Négocier avec les terroristes au Sahel ? Les préalables incertains d’un dialogue problématique  Spécial

Dr. Bakary Sambe

Dans la région sahélienne, les tentatives de réintégration d’anciens combattants de Boko Haram au Niger ont, certes, donné le ton sur la nécessité assumée d’alternatives au tout-répressif à travers leur installation au camp de Goudoumaria (région de Diffa). Mais les difficultés et les complexités d’une expérience de DDRR sans accord de paix ont vite émergé, surtout dans le rapport avec les communautés locales, anciennement victimes, qui ne peuvent que difficilement se contenter de discours sur la réconciliation sans un processus mûri de justice transitionnelle.

Cependant, alors même que certains analystes prônent l’officialisation du dialogue avec les groupes qui sévissent dans la région, aucune différence n’est, aujourd’hui, faite  entre les stratégies mondialistes de certains groupes (Al-Qaida) ; celles régionalistes fédératives avec la mobilisation des slogans rassembleurs contre « les puissances occidentales et leurs alliés corrompus » (EIGS, Al-Mourabitoune etc.) ; celles contestataires de l’ordre politique ; ou encore, celles s’appuyant sur des logiques communautaires et ethnico-religieuses (FLM, JNIM etc), sans parler du glissement vers le narco-criminel et le banditisme transnational.

Dans un tel contexte, la question du dialogue avec certains groupes nécessite forcément que l’on solde, au préalable, les incompréhensions autour des dispositions de la résolution 2058 - qui doit faire la différence entre groupes armés et autres terroristes. Celle-ci a d’ailleurs « fait son temps » en raison des mutations profondes de la violence et de l’extension des zones de conflits loin de l’épicentre malien à l’origine de sa mise en place.

De même, les quelques expériences de dialogue avec les groupes armés qui ont abouti à des accords encore fragiles (à l’instar du Nord du Mali) ont démontré à suffisance le lien étroit entre l’ouverture de pourparlers et l’inflation du nombre des interlocuteurs. Les conflits qui durent créant toujours une économie de guerre et des tensions autour du « partage » des prébendes et des privilèges.

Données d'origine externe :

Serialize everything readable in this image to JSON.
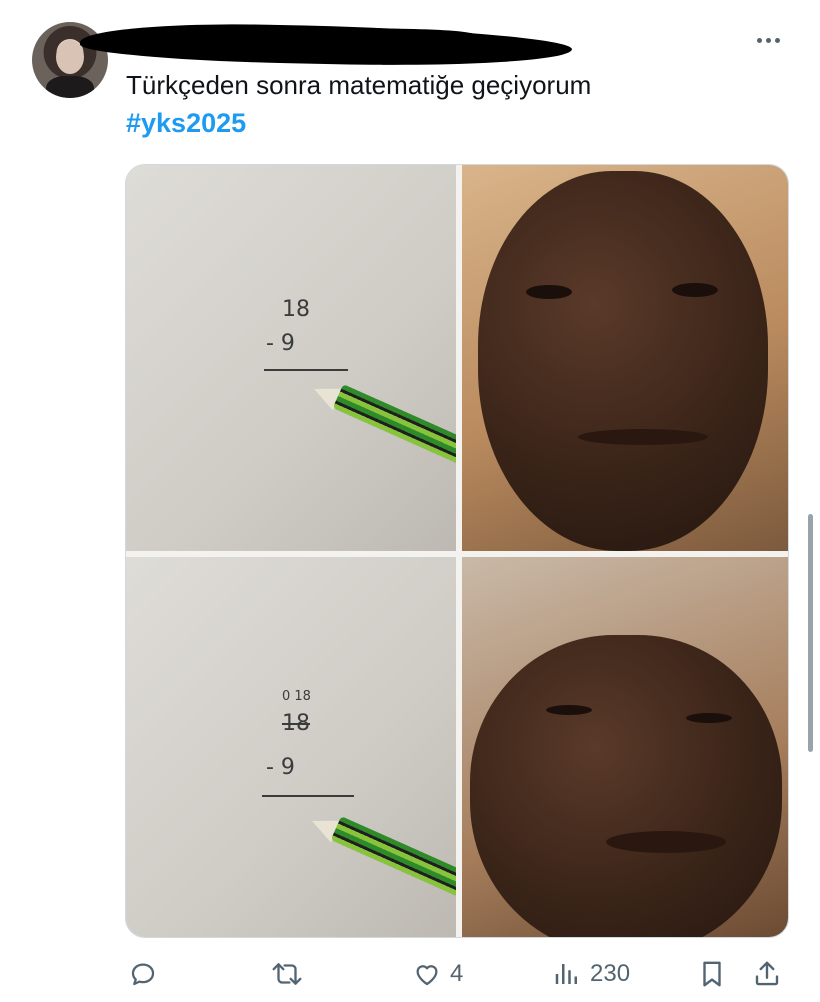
{
  "tweet": {
    "text": "Türkçeden sonra matematiğe geçiyorum",
    "hashtag": "#yks2025"
  },
  "media": {
    "top_math": {
      "line1": "18",
      "line2": "- 9"
    },
    "bottom_math": {
      "carry": "0 18",
      "line1": "18",
      "line2": "- 9"
    }
  },
  "actions": {
    "reply_count": "",
    "retweet_count": "",
    "like_count": "4",
    "view_count": "230"
  },
  "colors": {
    "accent": "#1d9bf0",
    "icon": "#536471",
    "text": "#0f1419"
  }
}
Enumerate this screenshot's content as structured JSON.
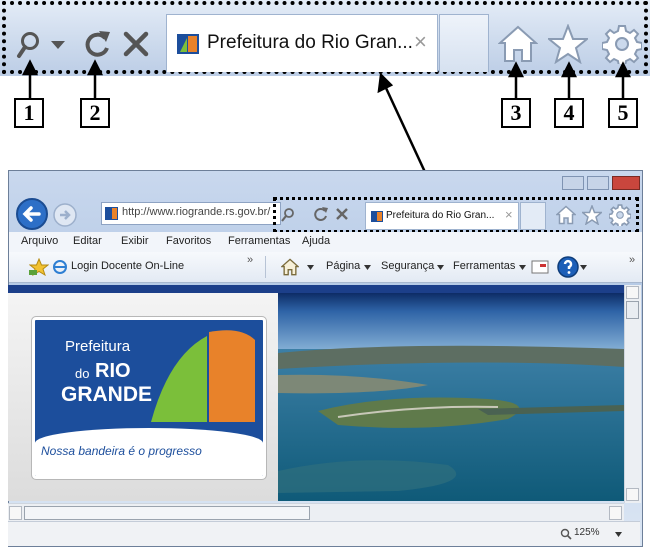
{
  "zoom_toolbar": {
    "tab_title": "Prefeitura do Rio Gran...",
    "close_tab_glyph": "×",
    "callouts": [
      "1",
      "2",
      "3",
      "4",
      "5"
    ],
    "icons": [
      "search-icon",
      "dropdown-arrow-icon",
      "refresh-icon",
      "stop-icon",
      "home-icon",
      "favorites-star-icon",
      "tools-gear-icon"
    ]
  },
  "browser": {
    "address": "http://www.riogrande.rs.gov.br/",
    "tab_title": "Prefeitura do Rio Gran...",
    "close_tab_glyph": "×",
    "menu": [
      "Arquivo",
      "Editar",
      "Exibir",
      "Favoritos",
      "Ferramentas",
      "Ajuda"
    ],
    "favorites_link": "Login Docente On-Line",
    "chevron": "»",
    "command_bar": {
      "page": "Página",
      "safety": "Segurança",
      "tools": "Ferramentas"
    },
    "zoom_level": "125%"
  },
  "site": {
    "logo_line1": "Prefeitura",
    "logo_do": "do",
    "logo_rio": "RIO",
    "logo_grande": "GRANDE",
    "logo_slogan": "Nossa bandeira é o progresso"
  },
  "colors": {
    "accent_blue": "#1c4e9c",
    "orange": "#e8822a",
    "green": "#7bbf3a"
  }
}
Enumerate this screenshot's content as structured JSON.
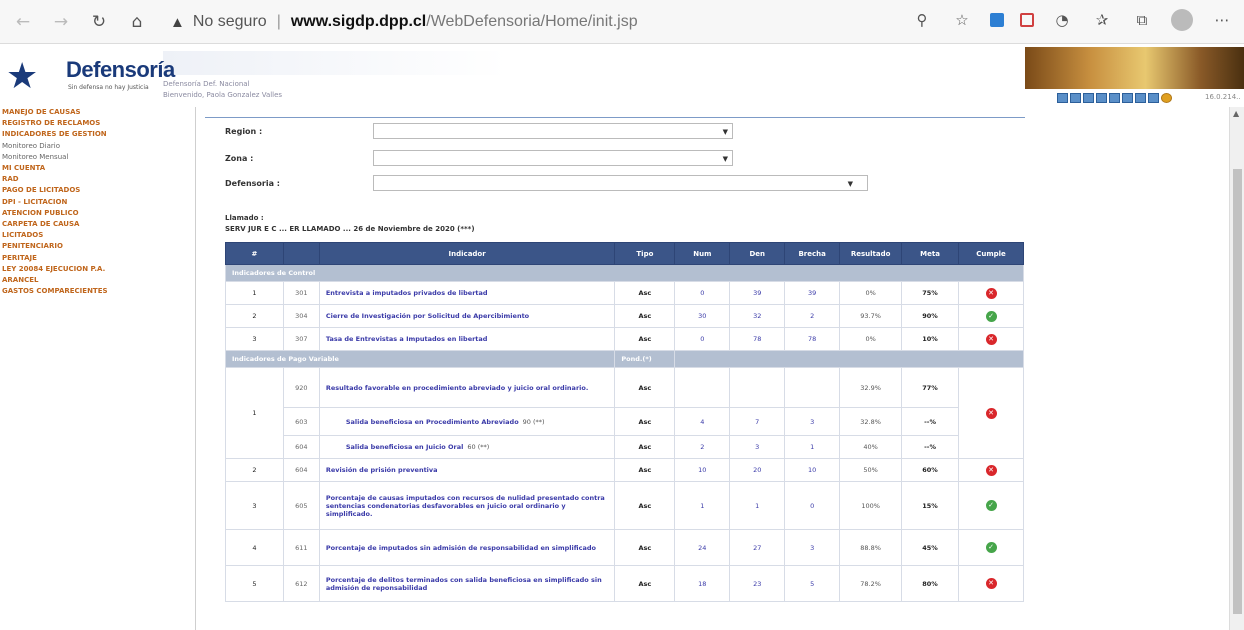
{
  "browser": {
    "security_icon": "warning-triangle-icon",
    "security_label": "No seguro",
    "separator": "|",
    "domain": "www.sigdp.dpp.cl",
    "path": "/WebDefensoria/Home/init.jsp"
  },
  "header": {
    "logo_name": "Defensoría",
    "logo_tagline": "Sin defensa no hay Justicia",
    "line1": "Defensoría  Def. Nacional",
    "line2": "Bienvenido, Paola Gonzalez Valles",
    "ip_text": "16.0.214.."
  },
  "sidebar": {
    "items": [
      {
        "label": "MANEJO DE CAUSAS",
        "style": "link"
      },
      {
        "label": "REGISTRO DE RECLAMOS",
        "style": "link"
      },
      {
        "label": "INDICADORES DE GESTION",
        "style": "link"
      },
      {
        "label": "Monitoreo Diario",
        "style": "plain"
      },
      {
        "label": "Monitoreo Mensual",
        "style": "plain"
      },
      {
        "label": "MI CUENTA",
        "style": "link"
      },
      {
        "label": "RAD",
        "style": "link"
      },
      {
        "label": "PAGO DE LICITADOS",
        "style": "link"
      },
      {
        "label": "DPI - LICITACION",
        "style": "link"
      },
      {
        "label": "ATENCION PUBLICO",
        "style": "link"
      },
      {
        "label": "CARPETA DE CAUSA",
        "style": "link"
      },
      {
        "label": "LICITADOS",
        "style": "link"
      },
      {
        "label": "PENITENCIARIO",
        "style": "link"
      },
      {
        "label": "PERITAJE",
        "style": "link"
      },
      {
        "label": "LEY 20084 EJECUCION P.A.",
        "style": "link"
      },
      {
        "label": "ARANCEL",
        "style": "link"
      },
      {
        "label": "GASTOS COMPARECIENTES",
        "style": "link"
      }
    ]
  },
  "filters": {
    "region_label": "Region :",
    "zona_label": "Zona :",
    "defensoria_label": "Defensoria :",
    "dropdown_arrow": "▼"
  },
  "llamado": {
    "line1": "Llamado :",
    "line2": "SERV JUR E C ... ER LLAMADO ... 26 de Noviembre de 2020 (***)"
  },
  "table": {
    "headers": [
      "#",
      "",
      "Indicador",
      "Tipo",
      "Num",
      "Den",
      "Brecha",
      "Resultado",
      "Meta",
      "Cumple"
    ],
    "section_control": "Indicadores de Control",
    "section_pago": "Indicadores de Pago Variable",
    "section_pond": "Pond.(*)",
    "control_rows": [
      {
        "n": "1",
        "code": "301",
        "name": "Entrevista a imputados privados de libertad",
        "tipo": "Asc",
        "num": "0",
        "den": "39",
        "brecha": "39",
        "res": "0%",
        "meta": "75%",
        "ok": false
      },
      {
        "n": "2",
        "code": "304",
        "name": "Cierre de Investigación por Solicitud de Apercibimiento",
        "tipo": "Asc",
        "num": "30",
        "den": "32",
        "brecha": "2",
        "res": "93.7%",
        "meta": "90%",
        "ok": true
      },
      {
        "n": "3",
        "code": "307",
        "name": "Tasa de Entrevistas a Imputados en libertad",
        "tipo": "Asc",
        "num": "0",
        "den": "78",
        "brecha": "78",
        "res": "0%",
        "meta": "10%",
        "ok": false
      }
    ],
    "pago_block1": {
      "n": "1",
      "main": {
        "code": "920",
        "name": "Resultado favorable en procedimiento abreviado y juicio oral ordinario.",
        "tipo": "Asc",
        "res": "32.9%",
        "meta": "77%"
      },
      "sub1": {
        "code": "603",
        "name": "Salida beneficiosa en Procedimiento Abreviado",
        "pond": "90 (**)",
        "tipo": "Asc",
        "num": "4",
        "den": "7",
        "brecha": "3",
        "res": "32.8%",
        "meta": "--%"
      },
      "sub2": {
        "code": "604",
        "name": "Salida beneficiosa en Juicio Oral",
        "pond": "60 (**)",
        "tipo": "Asc",
        "num": "2",
        "den": "3",
        "brecha": "1",
        "res": "40%",
        "meta": "--%"
      },
      "ok": false
    },
    "pago_rows": [
      {
        "n": "2",
        "code": "604",
        "name": "Revisión de prisión preventiva",
        "tipo": "Asc",
        "num": "10",
        "den": "20",
        "brecha": "10",
        "res": "50%",
        "meta": "60%",
        "ok": false
      },
      {
        "n": "3",
        "code": "605",
        "name": "Porcentaje de causas imputados con recursos de nulidad presentado contra sentencias condenatorias desfavorables en juicio oral ordinario y simplificado.",
        "tipo": "Asc",
        "num": "1",
        "den": "1",
        "brecha": "0",
        "res": "100%",
        "meta": "15%",
        "ok": true
      },
      {
        "n": "4",
        "code": "611",
        "name": "Porcentaje de imputados sin admisión de responsabilidad en simplificado",
        "tipo": "Asc",
        "num": "24",
        "den": "27",
        "brecha": "3",
        "res": "88.8%",
        "meta": "45%",
        "ok": true
      },
      {
        "n": "5",
        "code": "612",
        "name": "Porcentaje de delitos terminados con salida beneficiosa en simplificado sin admisión de reponsabilidad",
        "tipo": "Asc",
        "num": "18",
        "den": "23",
        "brecha": "5",
        "res": "78.2%",
        "meta": "80%",
        "ok": false
      }
    ],
    "ok_glyph": "✓",
    "fail_glyph": "✕"
  },
  "colors": {
    "header_blue": "#3b5588",
    "section_bg": "#b3bfd1",
    "link_blue": "#3a3aa8",
    "sidebar_orange": "#c0661c",
    "fail_red": "#d9272b",
    "ok_green": "#46a54a"
  }
}
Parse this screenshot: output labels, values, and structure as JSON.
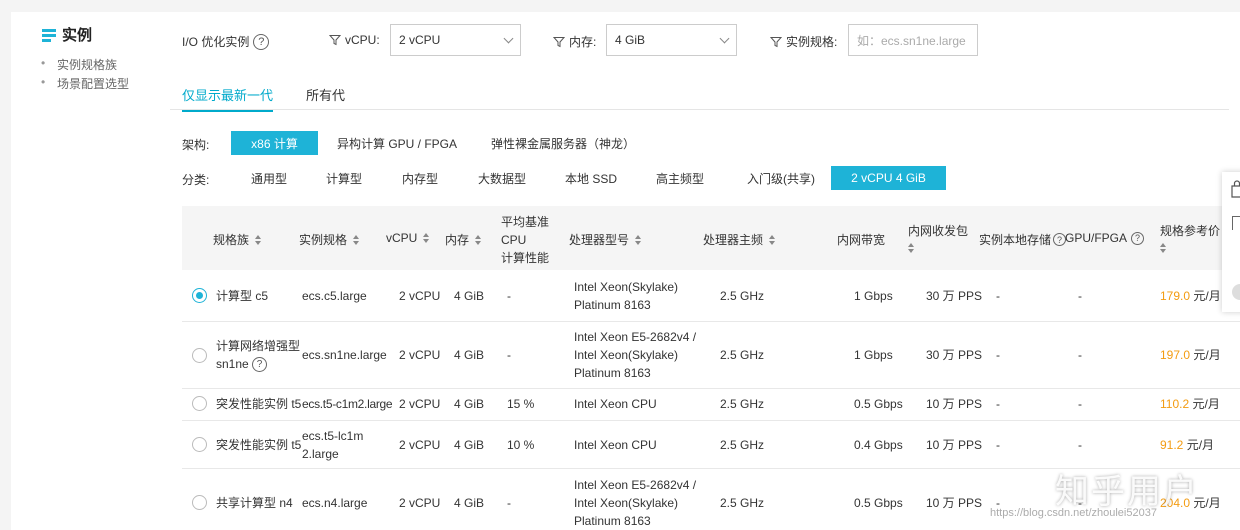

L’autre grande question demeure celle de l’identification des probables médiateurs dont la posture de neutralité reconnue pourrait permettre un minimum de consensus autour de la table, dans un contexte où le déficit de confiance n’épargne pas les partenaires internationaux - déjà parties prenantes dans certains cas - et encore moins le leadership politique local dont le rejet de la gouvernance fait partie du problème. Les récentes manifestations contre l’installation du quartier général de la force conjointe du G5 Sahel à Bamako, ou encore la présence militaire des puissances occidentales sont autant de signes d’un malaise qui ne faciliterait pas un dialogue fructueux bien qu’inéluctable.

Enfin, au moment où, surtout au Mali, une certaine classe politique se défausse parfois - il est vrai- sur la communauté internationale en soulignant l’« inefficacité » des stratégies de stabilisation, tout en distillant un discours aux relents populistes sur des intentions non avouées de partition du pays, la question demeure des gages crédibles qu’il serait possible de donner aux populations locales alors que celles-ci sont tombées dans une certaine lassitude face à un conflit auquel elles ont fini par s’habituer.